De toute évidence, la position des pays de l’UE dans la crise migratoire est faible. Le traitement des réfugiés tend à donner à l’UE une mauvaise image de marque dans le monde.
La menace du président biélorusse Loukachenko d’arrêter les livraisons de gaz de la Russie vers l’Europe si l’UE impose un nouveau train de sanctions à la Biélorussie place également l’Europe dans une position très difficile. La Russie ne condamne pas cette menace et ne la rejette pas de manière catégorique, mais envoie des signaux contradictoires.

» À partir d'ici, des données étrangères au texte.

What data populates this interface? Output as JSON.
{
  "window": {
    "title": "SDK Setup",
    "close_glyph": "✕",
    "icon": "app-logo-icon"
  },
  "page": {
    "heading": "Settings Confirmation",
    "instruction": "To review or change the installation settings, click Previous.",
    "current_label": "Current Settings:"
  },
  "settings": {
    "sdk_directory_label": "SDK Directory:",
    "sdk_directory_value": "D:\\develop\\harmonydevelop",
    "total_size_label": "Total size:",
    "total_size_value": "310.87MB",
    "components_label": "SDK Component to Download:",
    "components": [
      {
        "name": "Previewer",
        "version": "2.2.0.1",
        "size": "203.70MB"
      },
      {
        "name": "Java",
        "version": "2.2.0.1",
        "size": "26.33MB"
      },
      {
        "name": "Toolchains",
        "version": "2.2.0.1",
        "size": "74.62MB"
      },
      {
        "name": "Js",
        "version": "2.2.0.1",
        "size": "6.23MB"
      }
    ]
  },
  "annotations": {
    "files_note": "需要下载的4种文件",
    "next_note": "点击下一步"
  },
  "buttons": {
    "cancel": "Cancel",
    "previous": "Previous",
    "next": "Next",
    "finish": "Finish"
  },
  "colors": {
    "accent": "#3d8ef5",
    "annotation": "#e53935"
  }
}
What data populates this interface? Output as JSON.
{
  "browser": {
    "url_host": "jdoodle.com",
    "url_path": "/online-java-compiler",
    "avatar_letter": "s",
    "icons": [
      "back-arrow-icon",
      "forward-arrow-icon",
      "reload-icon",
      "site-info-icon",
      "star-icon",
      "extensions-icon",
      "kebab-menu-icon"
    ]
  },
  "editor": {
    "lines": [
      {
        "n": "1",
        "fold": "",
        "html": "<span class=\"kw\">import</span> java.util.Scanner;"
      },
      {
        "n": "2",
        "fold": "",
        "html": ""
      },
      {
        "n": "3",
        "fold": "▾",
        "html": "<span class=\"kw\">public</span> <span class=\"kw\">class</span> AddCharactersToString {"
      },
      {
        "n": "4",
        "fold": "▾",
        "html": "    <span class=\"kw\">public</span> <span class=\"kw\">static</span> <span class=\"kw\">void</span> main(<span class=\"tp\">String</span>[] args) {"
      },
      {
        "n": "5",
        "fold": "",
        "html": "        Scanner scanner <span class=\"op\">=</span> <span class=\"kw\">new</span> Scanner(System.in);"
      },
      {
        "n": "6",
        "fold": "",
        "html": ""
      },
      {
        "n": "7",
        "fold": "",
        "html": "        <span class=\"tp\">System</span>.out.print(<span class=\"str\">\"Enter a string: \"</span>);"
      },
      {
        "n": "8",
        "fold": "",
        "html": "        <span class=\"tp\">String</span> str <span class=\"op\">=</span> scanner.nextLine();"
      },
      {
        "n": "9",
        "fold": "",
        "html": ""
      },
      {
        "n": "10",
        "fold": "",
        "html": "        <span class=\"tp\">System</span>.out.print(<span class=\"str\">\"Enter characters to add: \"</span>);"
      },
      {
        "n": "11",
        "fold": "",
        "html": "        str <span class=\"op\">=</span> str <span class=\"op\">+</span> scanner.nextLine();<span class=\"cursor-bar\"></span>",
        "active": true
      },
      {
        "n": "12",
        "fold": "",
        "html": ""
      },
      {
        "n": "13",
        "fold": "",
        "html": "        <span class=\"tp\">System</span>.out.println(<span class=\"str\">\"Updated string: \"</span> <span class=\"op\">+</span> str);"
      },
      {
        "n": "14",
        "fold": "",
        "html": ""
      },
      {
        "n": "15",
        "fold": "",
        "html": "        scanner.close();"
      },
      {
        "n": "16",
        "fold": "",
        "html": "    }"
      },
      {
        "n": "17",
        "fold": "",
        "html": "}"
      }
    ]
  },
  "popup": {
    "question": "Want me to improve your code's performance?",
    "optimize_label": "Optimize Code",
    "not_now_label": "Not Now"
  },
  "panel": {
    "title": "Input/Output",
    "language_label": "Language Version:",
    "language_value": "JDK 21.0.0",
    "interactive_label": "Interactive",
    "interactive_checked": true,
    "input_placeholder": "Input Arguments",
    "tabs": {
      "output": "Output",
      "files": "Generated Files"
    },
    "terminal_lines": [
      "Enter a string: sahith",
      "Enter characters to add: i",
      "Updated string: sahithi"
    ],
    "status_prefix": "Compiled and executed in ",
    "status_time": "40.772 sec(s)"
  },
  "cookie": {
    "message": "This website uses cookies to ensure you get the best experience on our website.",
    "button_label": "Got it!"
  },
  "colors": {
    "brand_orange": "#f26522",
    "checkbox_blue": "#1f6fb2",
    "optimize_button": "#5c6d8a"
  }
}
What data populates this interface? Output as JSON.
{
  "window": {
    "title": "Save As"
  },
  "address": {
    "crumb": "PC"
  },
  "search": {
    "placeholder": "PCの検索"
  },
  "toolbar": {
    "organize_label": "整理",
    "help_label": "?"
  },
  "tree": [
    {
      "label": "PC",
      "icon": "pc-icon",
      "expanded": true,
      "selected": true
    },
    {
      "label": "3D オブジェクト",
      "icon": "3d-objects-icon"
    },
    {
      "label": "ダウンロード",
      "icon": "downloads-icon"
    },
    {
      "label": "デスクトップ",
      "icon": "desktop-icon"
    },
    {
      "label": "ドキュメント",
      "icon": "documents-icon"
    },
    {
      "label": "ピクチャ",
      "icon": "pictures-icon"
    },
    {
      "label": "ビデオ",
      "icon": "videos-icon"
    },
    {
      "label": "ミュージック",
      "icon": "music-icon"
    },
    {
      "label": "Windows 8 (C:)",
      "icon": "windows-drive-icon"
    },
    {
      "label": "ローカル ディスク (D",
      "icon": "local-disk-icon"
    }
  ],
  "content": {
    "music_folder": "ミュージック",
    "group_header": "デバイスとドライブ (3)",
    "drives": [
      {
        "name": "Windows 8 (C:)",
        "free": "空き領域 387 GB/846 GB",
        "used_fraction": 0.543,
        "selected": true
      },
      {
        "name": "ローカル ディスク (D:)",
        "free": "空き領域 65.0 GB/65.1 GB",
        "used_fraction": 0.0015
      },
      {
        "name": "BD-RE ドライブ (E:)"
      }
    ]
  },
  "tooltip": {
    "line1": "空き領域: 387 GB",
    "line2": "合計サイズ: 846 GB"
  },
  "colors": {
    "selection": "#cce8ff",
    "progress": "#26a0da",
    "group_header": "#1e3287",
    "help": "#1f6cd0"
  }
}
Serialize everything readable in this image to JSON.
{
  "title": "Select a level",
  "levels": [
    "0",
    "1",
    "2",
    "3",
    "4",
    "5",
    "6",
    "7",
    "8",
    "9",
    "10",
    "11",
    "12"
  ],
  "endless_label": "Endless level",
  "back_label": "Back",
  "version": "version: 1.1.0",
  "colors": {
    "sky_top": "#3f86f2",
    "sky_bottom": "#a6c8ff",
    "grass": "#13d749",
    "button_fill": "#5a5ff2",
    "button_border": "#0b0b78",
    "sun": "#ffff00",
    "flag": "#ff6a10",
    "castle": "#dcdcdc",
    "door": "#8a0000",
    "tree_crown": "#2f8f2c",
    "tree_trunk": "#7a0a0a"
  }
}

La Russie déclare qu’elle ne permettra pas que le flux de gaz vers l’Europe soit bloqué et assure son allié biélorusse de toutes les formes de soutien, y compris militaire. Malgré toutes les réserves morales et humanitaires, l’arme des migrants et des réfugiés dans cette crise s’avère être un des moyens de conflits hybrides ou de guerres entre États et parties aux conflits.
Au fur et à mesure que les vagues d’asile et d’immigration illégale se multiplient dans différentes régions du monde pour différentes raisons, davantage d’États pourraient utiliser cette “arme” pour faire du chantage ou exercer une pression stratégique sur d’autres.